5 minutes de lecture

Les pleurs de Johan me réveillent. Je roule sur le lit, cherchant le corps de mon mari mais la place est vide et froide. Où est-il passé ? Il ne quitte jamais notre couche au milieu de la nuit, sauf si un événement exceptionnel s’est passé en ville. Je me lève difficilement, mon ventre me tiraille, sans doute parce que je sais que mon bébé a faim et a mouillé ses couches. Johan hurle dans son berceau, les bras gesticulants, ses petits poings serrés en deux blocs de doigts potelés impossibles à séparer.

Je le prends et le serre contre moi. Ma chaleur le rassure et ses pleurs se calment un peu. Je m’installe dans le fauteuil de Flock, défais mon corsage et commence à chantonner pendant qu’il boit. La douleur de mon ventre s’intensifie puis s’amenuise. Je suis inquiète : je ne devrais pas avoir aussi mal, pas aussi rapidement et aussi fort. J’ai déjà entendu des femmes allaitantes se plaindre des douleurs post-natales, surtout quand plus d’un enfant naissent en même temps. Hors, je n’ai mis au monde qu’un seul enfant... Puis me revient à l’esprit, depuis le flou dans lequel j’étais au moment de l’accouchement, la vision d’une petite chose sanglante rapidement enroulée dans un drap sortie par la sage-femme la plus âgée. Je me rappelle ma confusion et mes questions. Il est temps d’obtenir mes réponses.
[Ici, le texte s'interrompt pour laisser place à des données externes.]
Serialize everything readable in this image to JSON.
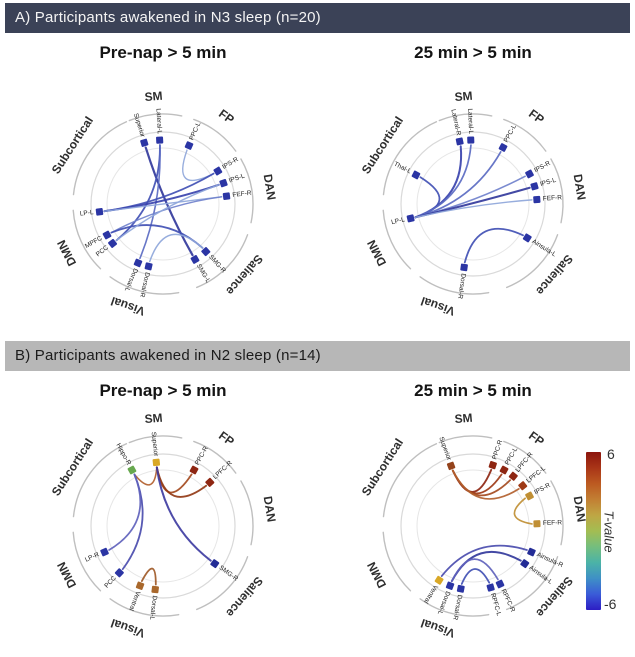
{
  "panel_a": {
    "header": "A) Participants awakened in N3 sleep (n=20)"
  },
  "panel_b": {
    "header": "B) Participants awakened in N2 sleep (n=14)"
  },
  "groups": [
    {
      "name": "SM",
      "arc_start": -22,
      "arc_end": 12,
      "label_angle": -5
    },
    {
      "name": "FP",
      "arc_start": 20,
      "arc_end": 54,
      "label_angle": 36
    },
    {
      "name": "DAN",
      "arc_start": 60,
      "arc_end": 102,
      "label_angle": 81
    },
    {
      "name": "Salience",
      "arc_start": 110,
      "arc_end": 158,
      "label_angle": 131
    },
    {
      "name": "Visual",
      "arc_start": 170,
      "arc_end": 216,
      "label_angle": 199
    },
    {
      "name": "DMN",
      "arc_start": 224,
      "arc_end": 266,
      "label_angle": 243
    },
    {
      "name": "Subcortical",
      "arc_start": 276,
      "arc_end": 336,
      "label_angle": 303
    }
  ],
  "chart_data": [
    {
      "id": "a_left",
      "panel": "A",
      "type": "chord-connectivity-circle",
      "title": "Pre-nap > 5 min",
      "nodes": [
        {
          "id": "Superior",
          "angle": 343,
          "color": "#2b35a4"
        },
        {
          "id": "Lateral-L",
          "angle": 357,
          "color": "#2b35a4"
        },
        {
          "id": "PPC-L",
          "angle": 24,
          "color": "#2b35a4"
        },
        {
          "id": "IPS-R",
          "angle": 59,
          "color": "#2b35a4"
        },
        {
          "id": "IPS-L",
          "angle": 71,
          "color": "#2b35a4"
        },
        {
          "id": "FEF-R",
          "angle": 83,
          "color": "#2b35a4"
        },
        {
          "id": "SMG-R",
          "angle": 138,
          "color": "#2b35a4"
        },
        {
          "id": "SMG-L",
          "angle": 150,
          "color": "#2b35a4"
        },
        {
          "id": "Dorsal-R",
          "angle": 193,
          "color": "#2b35a4"
        },
        {
          "id": "Dorsal-L",
          "angle": 203,
          "color": "#2b35a4"
        },
        {
          "id": "PCC",
          "angle": 232,
          "color": "#2b35a4"
        },
        {
          "id": "MPFC",
          "angle": 241,
          "color": "#2b35a4"
        },
        {
          "id": "LP-L",
          "angle": 263,
          "color": "#2b35a4"
        }
      ],
      "edges": [
        {
          "from": "Superior",
          "to": "SMG-L",
          "t": -6,
          "color": "#33399c",
          "w": 2.2
        },
        {
          "from": "Lateral-L",
          "to": "PCC",
          "t": -5,
          "color": "#4150b4",
          "w": 1.8
        },
        {
          "from": "Lateral-L",
          "to": "Dorsal-L",
          "t": -4,
          "color": "#5a6ac2",
          "w": 1.6
        },
        {
          "from": "PPC-L",
          "to": "IPS-R",
          "t": -3,
          "color": "#8ea6da",
          "w": 1.4
        },
        {
          "from": "LP-L",
          "to": "IPS-R",
          "t": -5,
          "color": "#4150b4",
          "w": 1.8
        },
        {
          "from": "LP-L",
          "to": "IPS-L",
          "t": -5,
          "color": "#3a43ae",
          "w": 2.0
        },
        {
          "from": "LP-L",
          "to": "FEF-R",
          "t": -3,
          "color": "#8ea6da",
          "w": 1.4
        },
        {
          "from": "MPFC",
          "to": "FEF-R",
          "t": -4,
          "color": "#7081cc",
          "w": 1.5
        },
        {
          "from": "MPFC",
          "to": "SMG-R",
          "t": -5,
          "color": "#4150b4",
          "w": 1.8
        },
        {
          "from": "PCC",
          "to": "IPS-L",
          "t": -3,
          "color": "#8ea6da",
          "w": 1.4
        },
        {
          "from": "Dorsal-R",
          "to": "SMG-R",
          "t": -3,
          "color": "#8ea6da",
          "w": 1.5
        }
      ]
    },
    {
      "id": "a_right",
      "panel": "A",
      "type": "chord-connectivity-circle",
      "title": "25 min > 5 min",
      "nodes": [
        {
          "id": "Lateral-R",
          "angle": 348,
          "color": "#2b35a4"
        },
        {
          "id": "Lateral-L",
          "angle": 358,
          "color": "#2b35a4"
        },
        {
          "id": "PPC-L",
          "angle": 28,
          "color": "#2b35a4"
        },
        {
          "id": "IPS-R",
          "angle": 62,
          "color": "#2b35a4"
        },
        {
          "id": "IPS-L",
          "angle": 74,
          "color": "#2b35a4"
        },
        {
          "id": "FEF-R",
          "angle": 86,
          "color": "#2b35a4"
        },
        {
          "id": "Ainsula-L",
          "angle": 122,
          "color": "#2b35a4"
        },
        {
          "id": "Dorsal-R",
          "angle": 188,
          "color": "#2b35a4"
        },
        {
          "id": "LP-L",
          "angle": 257,
          "color": "#2b35a4"
        },
        {
          "id": "Thal-L",
          "angle": 297,
          "color": "#2b35a4"
        }
      ],
      "edges": [
        {
          "from": "Thal-L",
          "to": "LP-L",
          "t": -5,
          "color": "#4150b4",
          "w": 1.8
        },
        {
          "from": "LP-L",
          "to": "Lateral-R",
          "t": -5,
          "color": "#3a43ae",
          "w": 2.0
        },
        {
          "from": "LP-L",
          "to": "Lateral-L",
          "t": -4,
          "color": "#5a6ac2",
          "w": 1.7
        },
        {
          "from": "LP-L",
          "to": "PPC-L",
          "t": -4,
          "color": "#5a6ac2",
          "w": 1.7
        },
        {
          "from": "LP-L",
          "to": "IPS-R",
          "t": -4,
          "color": "#7081cc",
          "w": 1.6
        },
        {
          "from": "LP-L",
          "to": "IPS-L",
          "t": -6,
          "color": "#33399c",
          "w": 2.0
        },
        {
          "from": "LP-L",
          "to": "FEF-R",
          "t": -3,
          "color": "#8ea6da",
          "w": 1.4
        },
        {
          "from": "Dorsal-R",
          "to": "Ainsula-L",
          "t": -5,
          "color": "#4150b4",
          "w": 1.8
        }
      ]
    },
    {
      "id": "b_left",
      "panel": "B",
      "type": "chord-connectivity-circle",
      "title": "Pre-nap > 5 min",
      "nodes": [
        {
          "id": "Superior",
          "angle": 354,
          "color": "#d9a826"
        },
        {
          "id": "Hippo-R",
          "angle": 331,
          "color": "#67a84e"
        },
        {
          "id": "PPC-R",
          "angle": 29,
          "color": "#8e2612"
        },
        {
          "id": "LPFC-R",
          "angle": 47,
          "color": "#8e2612"
        },
        {
          "id": "SMG-R",
          "angle": 126,
          "color": "#232c96"
        },
        {
          "id": "Dorsal-L",
          "angle": 187,
          "color": "#a9682c"
        },
        {
          "id": "Ventral",
          "angle": 201,
          "color": "#a9682c"
        },
        {
          "id": "PCC",
          "angle": 223,
          "color": "#2b35a4"
        },
        {
          "id": "LP-R",
          "angle": 246,
          "color": "#2b35a4"
        }
      ],
      "edges": [
        {
          "from": "Hippo-R",
          "to": "Superior",
          "t": 4,
          "color": "#b2602e",
          "w": 1.6
        },
        {
          "from": "Superior",
          "to": "PPC-R",
          "t": 5,
          "color": "#a44a1e",
          "w": 1.8
        },
        {
          "from": "Superior",
          "to": "LPFC-R",
          "t": 6,
          "color": "#933a16",
          "w": 1.9
        },
        {
          "from": "Superior",
          "to": "SMG-R",
          "t": -5,
          "color": "#3f3da2",
          "w": 2.0
        },
        {
          "from": "Hippo-R",
          "to": "PCC",
          "t": -5,
          "color": "#4a4cae",
          "w": 1.8
        },
        {
          "from": "Hippo-R",
          "to": "LP-R",
          "t": -4,
          "color": "#5f62bc",
          "w": 1.7
        },
        {
          "from": "Ventral",
          "to": "Dorsal-L",
          "t": 4,
          "color": "#a05a28",
          "w": 1.8
        }
      ]
    },
    {
      "id": "b_right",
      "panel": "B",
      "type": "chord-connectivity-circle",
      "title": "25 min > 5 min",
      "nodes": [
        {
          "id": "Superior",
          "angle": 340,
          "color": "#94431c"
        },
        {
          "id": "PPC-R",
          "angle": 18,
          "color": "#8e2612"
        },
        {
          "id": "PPC-L",
          "angle": 29,
          "color": "#8e2612"
        },
        {
          "id": "LPFC-R",
          "angle": 39,
          "color": "#8e2612"
        },
        {
          "id": "LPFC-L",
          "angle": 51,
          "color": "#9e3a16"
        },
        {
          "id": "IPS-R",
          "angle": 62,
          "color": "#c08f34"
        },
        {
          "id": "FEF-R",
          "angle": 88,
          "color": "#c08f34"
        },
        {
          "id": "Ainsula-R",
          "angle": 114,
          "color": "#232c96"
        },
        {
          "id": "Ainsula-L",
          "angle": 126,
          "color": "#232c96"
        },
        {
          "id": "RPFC-R",
          "angle": 155,
          "color": "#2b35a4"
        },
        {
          "id": "RPFC-L",
          "angle": 164,
          "color": "#2b35a4"
        },
        {
          "id": "Dorsal-R",
          "angle": 191,
          "color": "#2b35a4"
        },
        {
          "id": "Dorsal-L",
          "angle": 201,
          "color": "#2b35a4"
        },
        {
          "id": "Ventral",
          "angle": 212,
          "color": "#d9a826"
        }
      ],
      "edges": [
        {
          "from": "Superior",
          "to": "PPC-R",
          "t": 6,
          "color": "#8e2612",
          "w": 1.9
        },
        {
          "from": "Superior",
          "to": "PPC-L",
          "t": 5,
          "color": "#9e3a16",
          "w": 1.8
        },
        {
          "from": "Superior",
          "to": "LPFC-R",
          "t": 5,
          "color": "#a44a1e",
          "w": 1.8
        },
        {
          "from": "Superior",
          "to": "LPFC-L",
          "t": 4,
          "color": "#b2602e",
          "w": 1.7
        },
        {
          "from": "IPS-R",
          "to": "FEF-R",
          "t": 3,
          "color": "#c08f34",
          "w": 1.7
        },
        {
          "from": "Ventral",
          "to": "Ainsula-R",
          "t": -4,
          "color": "#4a4cae",
          "w": 1.8
        },
        {
          "from": "Dorsal-L",
          "to": "Ainsula-L",
          "t": -6,
          "color": "#33399c",
          "w": 2.0
        },
        {
          "from": "Dorsal-L",
          "to": "RPFC-R",
          "t": -4,
          "color": "#5f62bc",
          "w": 1.7
        },
        {
          "from": "Dorsal-R",
          "to": "RPFC-L",
          "t": -5,
          "color": "#4150b4",
          "w": 1.8
        }
      ]
    }
  ],
  "colorbar": {
    "label": "T-value",
    "max": "6",
    "min": "-6",
    "gradient": [
      "#8c150d",
      "#a93517",
      "#bc5a21",
      "#c27f33",
      "#bfa644",
      "#a3bd52",
      "#74be7e",
      "#4bb3a7",
      "#3f90c6",
      "#3a5bd8",
      "#2d1dc4"
    ]
  }
}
Johan s’est rendormi dans mes bras. Je le recouche, à côté d’une pense de brebis remplie d’eau chaude, m’habille rapidement et sors. Dehors, tout est calme, même trop calme. Quelque chose ne va pas. Au loin, j’aperçois la lueur orangée d’un grand feu. Je m’approche aussi vite que possible sans faire de bruit et m’arrête juste en-dehors du cercle illuminé. Je reconnais plusieurs silhouettes dont celles de Flock et de certaines sages-femmes. Que font-ils ensemble au milieu de la nuit autour de l’autel des sacrifices pour les dieux ? Je tends l’oreille mais je n’arrive pas à entendre ce qu’ils disent. Flock parle à la plus âgée avant de s’éloigner. Je me cache derrière un tonneau, le cerveau fonctionnant à toute vitesse pour tenter de comprendre ce que je viens de voir. Mon mari passe à côté de moi, sans m’apercevoir, faisant route vers notre maison.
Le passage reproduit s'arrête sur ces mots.